JC: Nachdem wir circa 40 bis 50 Geschichten gesammelt hatten, fragten wir uns, was wir mit den Interviews am Ende machen würden. Eine Idee war es ein Buch mit den Geschichten herauszugeben. Es gab jedoch einige Geschichten, die so anschaulich und visuell waren, dass wir empfanden das geschriebene Wort würde niemals alle Nuancen solch bildlicher Geschichten vollständig transportieren können. Das geschriebene Wort entzieht einer Geschichte manchmal die Emotionen. Dann kamen wir auf die Idee, von dieser, und dieser, und dieser Geschichte Kurzfilme zu machen. Also fingen wir an die Skripte zu schreiben. Es ging uns darum Kurzfilme zu machen, die wir der Queer-Community zurückgeben könnten. UHAI/EASHRI – eine ostafrikanische aktivistische Stiftung – kam hinzu und unterstützte uns mit Geldern. Sie waren daran interessiert, dass die queeren Geschichten aus einer afrikanischen Perspektive wiedergegeben werden, nicht wie die üblichen Dokumentationen, die von Fremden mit einer Außenperspektive erzählt werden.

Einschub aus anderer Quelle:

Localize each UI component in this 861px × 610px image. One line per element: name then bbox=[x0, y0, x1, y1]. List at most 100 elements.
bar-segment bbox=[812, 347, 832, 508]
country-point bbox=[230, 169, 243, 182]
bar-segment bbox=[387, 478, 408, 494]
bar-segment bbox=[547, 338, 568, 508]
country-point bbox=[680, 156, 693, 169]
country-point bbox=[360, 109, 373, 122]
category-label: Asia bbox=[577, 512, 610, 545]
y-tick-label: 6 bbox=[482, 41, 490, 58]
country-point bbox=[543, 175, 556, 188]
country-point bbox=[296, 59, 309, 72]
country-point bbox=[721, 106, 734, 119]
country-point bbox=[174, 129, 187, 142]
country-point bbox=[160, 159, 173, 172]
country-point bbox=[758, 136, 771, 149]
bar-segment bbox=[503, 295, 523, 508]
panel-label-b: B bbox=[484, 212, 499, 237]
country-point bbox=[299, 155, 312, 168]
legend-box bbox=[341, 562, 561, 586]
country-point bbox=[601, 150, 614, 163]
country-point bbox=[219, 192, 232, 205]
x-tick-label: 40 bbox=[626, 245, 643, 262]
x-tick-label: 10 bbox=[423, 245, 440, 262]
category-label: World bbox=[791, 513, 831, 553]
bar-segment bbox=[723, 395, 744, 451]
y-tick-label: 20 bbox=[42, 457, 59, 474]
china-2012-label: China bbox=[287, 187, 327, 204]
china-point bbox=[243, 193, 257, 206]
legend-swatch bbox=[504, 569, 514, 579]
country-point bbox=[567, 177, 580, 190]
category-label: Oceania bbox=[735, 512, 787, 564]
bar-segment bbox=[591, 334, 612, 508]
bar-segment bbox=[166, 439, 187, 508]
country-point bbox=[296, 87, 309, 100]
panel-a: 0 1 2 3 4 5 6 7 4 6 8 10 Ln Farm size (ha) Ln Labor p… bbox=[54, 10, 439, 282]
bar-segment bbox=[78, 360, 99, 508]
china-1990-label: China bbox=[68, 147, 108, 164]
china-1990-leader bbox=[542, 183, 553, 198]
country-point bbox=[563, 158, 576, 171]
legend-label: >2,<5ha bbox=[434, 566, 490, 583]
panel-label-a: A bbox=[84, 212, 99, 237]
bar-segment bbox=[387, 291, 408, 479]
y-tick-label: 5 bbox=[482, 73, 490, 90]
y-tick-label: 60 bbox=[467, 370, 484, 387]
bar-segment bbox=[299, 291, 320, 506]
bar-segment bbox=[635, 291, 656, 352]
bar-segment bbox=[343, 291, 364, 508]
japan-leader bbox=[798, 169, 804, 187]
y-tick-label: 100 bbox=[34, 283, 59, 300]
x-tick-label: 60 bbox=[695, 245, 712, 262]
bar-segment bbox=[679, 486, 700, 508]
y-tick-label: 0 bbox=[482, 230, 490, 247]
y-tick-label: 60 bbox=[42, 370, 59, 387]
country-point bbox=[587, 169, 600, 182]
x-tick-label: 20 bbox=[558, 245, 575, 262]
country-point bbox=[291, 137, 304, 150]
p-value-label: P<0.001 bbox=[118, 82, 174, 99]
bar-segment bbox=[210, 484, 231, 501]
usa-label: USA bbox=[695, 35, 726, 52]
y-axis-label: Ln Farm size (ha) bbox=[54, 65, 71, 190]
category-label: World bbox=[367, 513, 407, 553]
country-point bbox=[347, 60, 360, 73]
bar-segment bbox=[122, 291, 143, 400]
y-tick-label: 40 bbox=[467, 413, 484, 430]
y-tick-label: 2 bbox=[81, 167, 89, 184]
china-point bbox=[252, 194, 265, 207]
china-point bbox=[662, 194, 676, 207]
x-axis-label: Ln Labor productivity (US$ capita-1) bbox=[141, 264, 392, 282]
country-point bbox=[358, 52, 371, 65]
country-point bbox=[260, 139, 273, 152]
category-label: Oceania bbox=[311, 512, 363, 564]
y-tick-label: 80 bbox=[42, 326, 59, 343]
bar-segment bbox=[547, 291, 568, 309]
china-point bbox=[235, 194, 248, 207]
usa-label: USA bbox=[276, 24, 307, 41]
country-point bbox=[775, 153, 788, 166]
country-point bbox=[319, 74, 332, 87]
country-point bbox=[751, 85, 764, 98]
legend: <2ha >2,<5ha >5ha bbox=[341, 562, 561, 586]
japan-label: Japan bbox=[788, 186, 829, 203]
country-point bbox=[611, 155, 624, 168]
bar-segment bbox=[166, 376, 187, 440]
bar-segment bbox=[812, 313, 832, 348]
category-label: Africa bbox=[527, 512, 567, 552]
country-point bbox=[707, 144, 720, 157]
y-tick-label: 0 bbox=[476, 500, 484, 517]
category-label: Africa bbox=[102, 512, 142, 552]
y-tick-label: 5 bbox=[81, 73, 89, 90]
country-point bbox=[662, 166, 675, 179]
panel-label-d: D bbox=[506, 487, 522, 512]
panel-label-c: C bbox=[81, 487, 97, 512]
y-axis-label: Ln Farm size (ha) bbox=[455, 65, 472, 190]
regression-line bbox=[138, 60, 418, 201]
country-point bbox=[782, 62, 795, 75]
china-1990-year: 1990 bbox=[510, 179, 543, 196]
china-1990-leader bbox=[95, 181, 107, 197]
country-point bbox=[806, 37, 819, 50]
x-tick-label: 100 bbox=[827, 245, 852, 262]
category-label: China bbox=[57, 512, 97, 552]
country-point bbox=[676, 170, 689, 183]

Und wie entwickelten sich die Kurzfilme schließlich in einen Langspielfilm?
JC: Nachdem wir drei, der letztendlich fünf Kurzfilme fertig gestellt hatten, war Rashna Salti, eine der Programmverantwortlichen des Toronto International Film Festivals (TIFF) in Nairobi. Zufälliger Weise sah sie einen der Kurzfilme. Sie bekundete Interesse daran, die Filme auf dem TIFF 2014 zu zeigen. Dieser Übergang von ein paar Kurzfilmen mit einem ganz bestimmten Publikum zu einem Langspielfilm, der seine Premiere auf einem internationalen Filmfest haben würde, war eine große Umstellung für uns. Es bedeutete ein Level an Sichtbarkeit, das wir nicht erwartet hatten und das wir auch nicht angedacht hatten, als wir anfingen. Wir mussten uns zunächst untereinander darüber verständigen, ob wir das wollten, und ob dieser Grad an Sichtbarkeit für alle, die am Projekt beteiligt waren sicher sein würde. Das TIFF Team schlug vor den Film anonym zu zeigen und wir dachten über diesen Vorschlag nach. Schließlich kam der Katalog des Filmfestivals ohne die Filmcredits heraus. Wir entschieden uns jedoch dies zu ändern und zeigten während der Premiere den Film mit der Nennung aller Namen aller Beteiligten.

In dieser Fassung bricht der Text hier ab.